Orphans jokes
Is it bad to hit an orphan?
It's not like they'll tell their parents.
I saw an orphan crying the other day, so I asked, "Where are your parents?"
God, I love working at an orphanage :)
Why can’t you kidnap an orphan?
Because you can’t steal what was never wanted in the first place.
Why can't depressed kids high five a tree? It will leave them hanging.
Why can't orphans play baseball? Because they can't find home!
A serial killer was at my house and killed all my family but me. Why? I was in the living room.
What do sloths and depressed people have in common? They both hang off trees.
What is a group of depressed kids called? The suicide squad.
Orphans always dip their Oreos in water, hoping their dad comes back with the milk.
Why are orphans good at dodgeball?
They can dodge adoptions.
Why can't orphans be gay? They don't have a closet to come from.
Why does dark humor love orphans? Because the humor killed their parents.

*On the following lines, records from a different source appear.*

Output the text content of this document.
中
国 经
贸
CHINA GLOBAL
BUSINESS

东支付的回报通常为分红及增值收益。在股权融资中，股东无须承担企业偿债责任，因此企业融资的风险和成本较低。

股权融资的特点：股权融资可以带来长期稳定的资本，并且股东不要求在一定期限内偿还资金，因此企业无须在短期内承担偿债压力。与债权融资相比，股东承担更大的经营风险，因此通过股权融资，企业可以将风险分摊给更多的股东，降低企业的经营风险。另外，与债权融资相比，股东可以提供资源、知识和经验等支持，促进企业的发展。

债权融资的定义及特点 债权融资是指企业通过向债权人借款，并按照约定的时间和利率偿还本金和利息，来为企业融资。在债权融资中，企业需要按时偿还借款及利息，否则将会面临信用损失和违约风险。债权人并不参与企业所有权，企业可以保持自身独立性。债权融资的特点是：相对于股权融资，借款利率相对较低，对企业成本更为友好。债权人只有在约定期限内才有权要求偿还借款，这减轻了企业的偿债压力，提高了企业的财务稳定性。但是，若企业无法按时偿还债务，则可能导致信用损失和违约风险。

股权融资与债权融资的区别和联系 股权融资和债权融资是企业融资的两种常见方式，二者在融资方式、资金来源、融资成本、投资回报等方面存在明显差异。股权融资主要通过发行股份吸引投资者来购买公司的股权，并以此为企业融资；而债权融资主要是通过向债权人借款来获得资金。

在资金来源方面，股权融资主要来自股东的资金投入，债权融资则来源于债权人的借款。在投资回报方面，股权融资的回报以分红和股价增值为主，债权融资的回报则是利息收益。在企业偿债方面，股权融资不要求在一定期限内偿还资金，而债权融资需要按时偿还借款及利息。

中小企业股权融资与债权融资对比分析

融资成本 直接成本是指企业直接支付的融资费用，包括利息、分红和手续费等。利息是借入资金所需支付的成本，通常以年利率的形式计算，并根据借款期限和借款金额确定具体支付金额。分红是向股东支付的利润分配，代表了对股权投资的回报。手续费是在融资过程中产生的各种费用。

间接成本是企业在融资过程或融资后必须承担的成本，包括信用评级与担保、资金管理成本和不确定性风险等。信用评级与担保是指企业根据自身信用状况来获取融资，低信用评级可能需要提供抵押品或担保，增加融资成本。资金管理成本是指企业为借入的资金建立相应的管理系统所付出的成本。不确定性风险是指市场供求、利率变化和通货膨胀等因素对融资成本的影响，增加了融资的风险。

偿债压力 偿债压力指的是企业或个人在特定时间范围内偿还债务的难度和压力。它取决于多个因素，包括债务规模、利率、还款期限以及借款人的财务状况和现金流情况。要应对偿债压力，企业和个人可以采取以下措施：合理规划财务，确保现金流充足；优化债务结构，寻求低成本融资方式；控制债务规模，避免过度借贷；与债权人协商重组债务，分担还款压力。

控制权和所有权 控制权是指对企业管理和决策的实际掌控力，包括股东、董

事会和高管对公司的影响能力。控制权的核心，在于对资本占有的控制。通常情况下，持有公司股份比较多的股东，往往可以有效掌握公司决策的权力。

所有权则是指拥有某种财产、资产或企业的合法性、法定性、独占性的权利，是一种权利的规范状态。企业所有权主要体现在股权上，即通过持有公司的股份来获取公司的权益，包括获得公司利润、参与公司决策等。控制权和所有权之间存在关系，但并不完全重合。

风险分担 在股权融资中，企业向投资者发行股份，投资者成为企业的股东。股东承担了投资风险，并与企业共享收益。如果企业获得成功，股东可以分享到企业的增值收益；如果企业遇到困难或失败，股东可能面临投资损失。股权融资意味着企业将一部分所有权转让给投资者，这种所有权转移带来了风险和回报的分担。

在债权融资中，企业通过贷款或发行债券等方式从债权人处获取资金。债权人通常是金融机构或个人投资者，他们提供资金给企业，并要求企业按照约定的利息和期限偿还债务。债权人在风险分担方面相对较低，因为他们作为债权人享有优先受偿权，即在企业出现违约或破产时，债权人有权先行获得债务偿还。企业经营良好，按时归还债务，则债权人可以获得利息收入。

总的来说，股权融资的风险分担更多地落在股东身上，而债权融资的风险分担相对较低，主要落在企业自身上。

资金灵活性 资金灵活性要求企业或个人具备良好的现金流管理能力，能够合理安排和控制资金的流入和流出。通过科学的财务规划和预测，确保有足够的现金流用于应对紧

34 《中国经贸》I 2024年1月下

What does the "f" stand for in orphan?
Family.
My ex was an orphan as a child.
I should have taken that as the first sign.
If her parents didn't want her, why would I?
Why did the orphan eat cereal with water?
Their dad did not come home with the milk.
Go drop-kick an orphan. No one will know, not like his parents would know.
What's an orphan's favorite Roblox game? Adopt Me.
How many orphans does it take to screw in a light bulb? None, they don't even got a home.
What would an orphan priest call himself?
Father Les.
Why can you slap an orphan?
Are they going to tell mommy?
What is the difference between an orphan and an apple? Apples get picked.
What's an orphan's favorite part of a website?
The homepage.
What do an orphan's parents have in common with Nemo? They all can't be found.
Why'd the orphan cross the road? He was told his parents were on the other side.